Elle secoua négativement la tête.
- Peut-on avoir deux verres d’eau s’il vous plaît ?
Clémence les lui tendit aussitôt et elle retourna, le pas lourd, dans le salon. Elle lui tendit son verre et il but d’une traite. Elle prit deux gorgées du sien et le lui tendit, il le vida et leva les yeux avec un mince sourire de remerciement.
- Ce n’est pas tout, n’est-ce-pas ? L’interrogea t-elle en en enclenchant le magnéto une fois assise.
- Non, ce n’est pas tout. Il y a quinze jours, il m’a demandé de parler à Pierre qui allait avoir dix ans et qu’il fallait que je le prépare à sa « soirée d’anniversaire » avec tous les « invités » et que si je ne le faisais pas, il s’en chargerait de la manière que je connaissais.
Il lui confia avoir fait semblant, avoir dit oui. Il était obligé de parler à Pierre de son plan et de tout ce qui se passait quand il l’enfermait dans sa chambre chaque mois et des sales projets de père pour lui. Son cadet savait que père était violent et méchant, il recevait lui aussi force gifles et claques à la moindre bêtise ou contrariété. Pierre ne l’aimait pas beaucoup et le craignait mais là, il était terrorisé. Il exposa à la gendarme son plan et comment il avait réussi à endormir le monstre avec une mixture, lui avait subtilisé ses clefs de voiture et son téléphone et les avait jetés dans le puits et qu’ils s’étaient enfuis sans attendre par le maquis. Il ne savait pas du tout où était leur maison mais il se disait qu’en restant à l’abri dans le maquis tout en ne perdant pas de vue la ligne de la route, ils arriveraient dans un village où il y aurait une gendarmerie, comme dans les films qu’ils amaient regarder.
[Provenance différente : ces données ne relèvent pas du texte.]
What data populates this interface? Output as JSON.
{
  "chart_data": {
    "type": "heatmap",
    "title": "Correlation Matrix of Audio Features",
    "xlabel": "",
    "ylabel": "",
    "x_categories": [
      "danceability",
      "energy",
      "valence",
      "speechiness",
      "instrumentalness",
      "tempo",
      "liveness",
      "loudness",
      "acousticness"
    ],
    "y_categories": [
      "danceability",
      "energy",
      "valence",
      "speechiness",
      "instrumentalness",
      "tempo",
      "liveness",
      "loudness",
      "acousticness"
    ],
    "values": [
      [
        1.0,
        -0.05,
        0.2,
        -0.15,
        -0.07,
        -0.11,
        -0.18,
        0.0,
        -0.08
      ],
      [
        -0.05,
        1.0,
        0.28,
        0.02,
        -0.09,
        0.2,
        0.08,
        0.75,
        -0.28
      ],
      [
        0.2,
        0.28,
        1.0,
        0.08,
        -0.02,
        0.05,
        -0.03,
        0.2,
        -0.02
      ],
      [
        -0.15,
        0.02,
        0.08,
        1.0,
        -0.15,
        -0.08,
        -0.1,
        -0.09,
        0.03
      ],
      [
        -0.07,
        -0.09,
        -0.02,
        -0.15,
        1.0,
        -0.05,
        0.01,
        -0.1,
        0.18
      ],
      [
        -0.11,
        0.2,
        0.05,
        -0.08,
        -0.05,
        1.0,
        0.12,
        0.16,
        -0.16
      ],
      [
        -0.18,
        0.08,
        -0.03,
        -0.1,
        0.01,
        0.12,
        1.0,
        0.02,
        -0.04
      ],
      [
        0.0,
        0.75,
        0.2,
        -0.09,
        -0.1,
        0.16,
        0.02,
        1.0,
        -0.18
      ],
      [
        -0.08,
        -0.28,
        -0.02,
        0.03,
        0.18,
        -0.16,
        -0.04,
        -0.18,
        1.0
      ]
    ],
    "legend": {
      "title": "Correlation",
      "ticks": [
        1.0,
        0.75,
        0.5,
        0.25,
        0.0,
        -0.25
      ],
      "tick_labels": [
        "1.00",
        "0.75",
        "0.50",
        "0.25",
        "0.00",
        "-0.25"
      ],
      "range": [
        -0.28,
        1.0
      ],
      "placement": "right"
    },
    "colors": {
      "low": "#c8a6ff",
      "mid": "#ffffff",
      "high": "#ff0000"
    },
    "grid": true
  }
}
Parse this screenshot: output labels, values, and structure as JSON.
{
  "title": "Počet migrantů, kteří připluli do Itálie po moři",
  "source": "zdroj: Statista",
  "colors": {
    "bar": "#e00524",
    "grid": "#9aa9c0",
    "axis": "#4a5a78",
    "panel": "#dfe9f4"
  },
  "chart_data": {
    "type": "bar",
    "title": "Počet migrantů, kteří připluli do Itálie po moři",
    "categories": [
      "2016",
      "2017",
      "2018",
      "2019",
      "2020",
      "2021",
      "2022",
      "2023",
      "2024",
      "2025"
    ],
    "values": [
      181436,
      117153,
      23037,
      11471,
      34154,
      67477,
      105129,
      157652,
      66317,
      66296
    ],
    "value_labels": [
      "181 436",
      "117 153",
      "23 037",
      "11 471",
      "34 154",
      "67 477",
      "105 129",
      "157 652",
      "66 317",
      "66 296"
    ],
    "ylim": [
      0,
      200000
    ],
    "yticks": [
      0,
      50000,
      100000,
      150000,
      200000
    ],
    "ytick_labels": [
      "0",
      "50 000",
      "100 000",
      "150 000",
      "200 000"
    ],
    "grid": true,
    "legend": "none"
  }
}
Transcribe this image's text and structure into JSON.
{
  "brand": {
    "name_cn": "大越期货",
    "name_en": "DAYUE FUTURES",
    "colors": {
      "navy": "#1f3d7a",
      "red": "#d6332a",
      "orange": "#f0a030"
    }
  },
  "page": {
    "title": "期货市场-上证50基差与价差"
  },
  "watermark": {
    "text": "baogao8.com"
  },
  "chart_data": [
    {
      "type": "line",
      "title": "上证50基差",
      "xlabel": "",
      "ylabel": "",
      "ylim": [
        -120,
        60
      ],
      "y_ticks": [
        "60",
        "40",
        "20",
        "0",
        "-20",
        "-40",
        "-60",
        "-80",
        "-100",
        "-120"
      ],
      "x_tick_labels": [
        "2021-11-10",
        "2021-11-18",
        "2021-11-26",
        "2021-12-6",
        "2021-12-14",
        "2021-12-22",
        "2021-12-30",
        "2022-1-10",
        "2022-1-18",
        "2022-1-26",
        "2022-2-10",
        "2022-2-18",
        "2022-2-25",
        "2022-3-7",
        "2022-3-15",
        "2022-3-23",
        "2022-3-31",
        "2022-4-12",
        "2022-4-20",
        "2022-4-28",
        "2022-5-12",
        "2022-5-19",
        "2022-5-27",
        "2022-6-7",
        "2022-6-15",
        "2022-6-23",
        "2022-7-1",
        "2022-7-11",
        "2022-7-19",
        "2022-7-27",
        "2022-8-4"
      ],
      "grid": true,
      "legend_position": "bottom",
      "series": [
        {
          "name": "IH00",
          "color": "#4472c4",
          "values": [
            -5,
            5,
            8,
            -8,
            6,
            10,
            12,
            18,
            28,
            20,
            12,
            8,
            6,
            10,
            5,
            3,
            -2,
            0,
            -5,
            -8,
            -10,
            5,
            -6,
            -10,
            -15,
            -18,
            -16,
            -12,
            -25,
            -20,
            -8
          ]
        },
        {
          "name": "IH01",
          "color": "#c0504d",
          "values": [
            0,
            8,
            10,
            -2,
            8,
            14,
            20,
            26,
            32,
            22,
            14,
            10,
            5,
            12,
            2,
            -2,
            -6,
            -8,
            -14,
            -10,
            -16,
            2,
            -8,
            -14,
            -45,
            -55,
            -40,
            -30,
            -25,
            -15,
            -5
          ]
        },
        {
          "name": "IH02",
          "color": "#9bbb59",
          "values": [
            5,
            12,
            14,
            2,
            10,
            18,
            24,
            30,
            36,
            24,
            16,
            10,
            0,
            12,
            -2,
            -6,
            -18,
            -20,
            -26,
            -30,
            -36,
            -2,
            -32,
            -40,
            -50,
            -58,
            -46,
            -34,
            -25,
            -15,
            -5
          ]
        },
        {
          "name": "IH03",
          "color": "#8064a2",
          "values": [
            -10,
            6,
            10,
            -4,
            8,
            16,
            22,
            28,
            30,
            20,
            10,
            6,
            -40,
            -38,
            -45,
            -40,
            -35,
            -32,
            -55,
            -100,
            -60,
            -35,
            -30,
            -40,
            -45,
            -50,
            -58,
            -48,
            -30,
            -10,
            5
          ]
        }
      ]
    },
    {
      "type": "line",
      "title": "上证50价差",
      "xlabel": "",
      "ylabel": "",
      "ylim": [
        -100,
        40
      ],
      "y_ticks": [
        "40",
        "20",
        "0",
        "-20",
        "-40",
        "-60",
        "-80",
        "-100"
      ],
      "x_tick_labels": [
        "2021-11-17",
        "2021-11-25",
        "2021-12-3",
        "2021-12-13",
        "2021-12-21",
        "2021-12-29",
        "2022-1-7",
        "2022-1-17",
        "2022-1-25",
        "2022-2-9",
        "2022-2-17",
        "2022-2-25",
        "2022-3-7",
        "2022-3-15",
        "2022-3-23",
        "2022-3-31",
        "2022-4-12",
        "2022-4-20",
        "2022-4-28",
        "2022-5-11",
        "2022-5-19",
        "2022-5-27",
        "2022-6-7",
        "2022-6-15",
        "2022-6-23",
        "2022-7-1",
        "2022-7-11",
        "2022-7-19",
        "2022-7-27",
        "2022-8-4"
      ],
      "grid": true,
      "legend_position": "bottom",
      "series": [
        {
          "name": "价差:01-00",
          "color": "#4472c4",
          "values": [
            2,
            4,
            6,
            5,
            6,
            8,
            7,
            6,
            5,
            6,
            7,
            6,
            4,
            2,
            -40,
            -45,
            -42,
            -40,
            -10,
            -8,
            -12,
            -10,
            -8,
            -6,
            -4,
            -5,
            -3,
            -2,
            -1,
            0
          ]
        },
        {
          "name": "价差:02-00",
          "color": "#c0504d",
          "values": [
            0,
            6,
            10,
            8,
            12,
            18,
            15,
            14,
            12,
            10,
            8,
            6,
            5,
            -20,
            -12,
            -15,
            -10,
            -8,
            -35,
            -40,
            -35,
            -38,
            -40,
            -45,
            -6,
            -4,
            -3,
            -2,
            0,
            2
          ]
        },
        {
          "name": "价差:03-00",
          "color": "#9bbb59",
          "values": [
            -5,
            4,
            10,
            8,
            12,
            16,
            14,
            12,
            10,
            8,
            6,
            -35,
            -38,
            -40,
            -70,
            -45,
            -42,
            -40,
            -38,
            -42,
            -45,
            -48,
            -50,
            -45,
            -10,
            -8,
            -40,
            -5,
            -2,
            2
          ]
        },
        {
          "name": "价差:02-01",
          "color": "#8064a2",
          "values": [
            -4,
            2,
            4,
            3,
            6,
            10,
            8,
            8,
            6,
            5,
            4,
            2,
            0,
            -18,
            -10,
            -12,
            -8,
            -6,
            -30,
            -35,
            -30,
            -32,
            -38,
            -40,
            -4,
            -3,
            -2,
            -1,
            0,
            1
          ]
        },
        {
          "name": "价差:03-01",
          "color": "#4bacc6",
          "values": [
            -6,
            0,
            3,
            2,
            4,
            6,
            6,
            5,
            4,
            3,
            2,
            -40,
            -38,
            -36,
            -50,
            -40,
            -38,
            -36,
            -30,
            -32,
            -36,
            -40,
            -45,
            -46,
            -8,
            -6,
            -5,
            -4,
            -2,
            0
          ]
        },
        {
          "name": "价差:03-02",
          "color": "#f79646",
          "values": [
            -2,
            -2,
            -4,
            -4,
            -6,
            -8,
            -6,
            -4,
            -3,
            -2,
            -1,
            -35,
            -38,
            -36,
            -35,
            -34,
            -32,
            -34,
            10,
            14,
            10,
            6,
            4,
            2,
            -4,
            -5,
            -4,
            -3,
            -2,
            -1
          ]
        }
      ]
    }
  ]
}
Elle se leva la gorge nouée et prit son téléphone.
- Tu as été…non !…Vous avez été très courageux, on va tâcher de retrouver votre maison et ce salopard et vous n’aurez plus jamais affaire à lui.
Elle allait sortir pour appeler son collègue.
- Attendez ! Ce n’est pas tout !
Elle se retourna en s’attendant au pire, là, elle suffoquait et se demandait si elle pourrait encore encaisser quelque chose. Elle remit le magnéto en route.
Il raconta toute la séquence avec la grosse voiture dans le sens aller vers leur maison alors qu’ils n’étaient pas en route depuis très longtemps, le jour commençait à peine à décliner ; puis l’explosion, le feu, les flammes qu’ils voyaient au loin venant de la direction de leur maison ; leur fuite au cœur du maquis et leur planque au creux des arbres alors que la grosse voiture avait allumé ses projecteurs et semblait les chercher. Il pensa que leur père avait envoyé des gens à leurs trousses alors ils restèrent toute la nuit et une bonne partie du matin dans leur cachette avant de reprendre leur chemin mais en se tenant toujours plus loin de la route jusqu’à qu’ils arrivent ici.
- C’est tout, mon grand ?
- Oui, je vous ai tout dit. Vous allez nous protéger mon frère et moi, hein ? Est-ce qu’on peut rester ici un peu si Clémence et Georges sont d’accord ? On ne sait pas où aller.
Elle était abasourdie.
- Reste là un instant, mon grand.
Elle déboula dans la cuisine.
- Chef ! Il faut appeler les collègues de Cahors ! Je vous ferez écouter le magnéto dans la voiture ! L’incendie de Villesèque et le mort par arme à feu, c’est le père des deux gamins ! … Ou bien je devrais plutôt dire c’est le salopard qui a servi de père à ces deux gosses.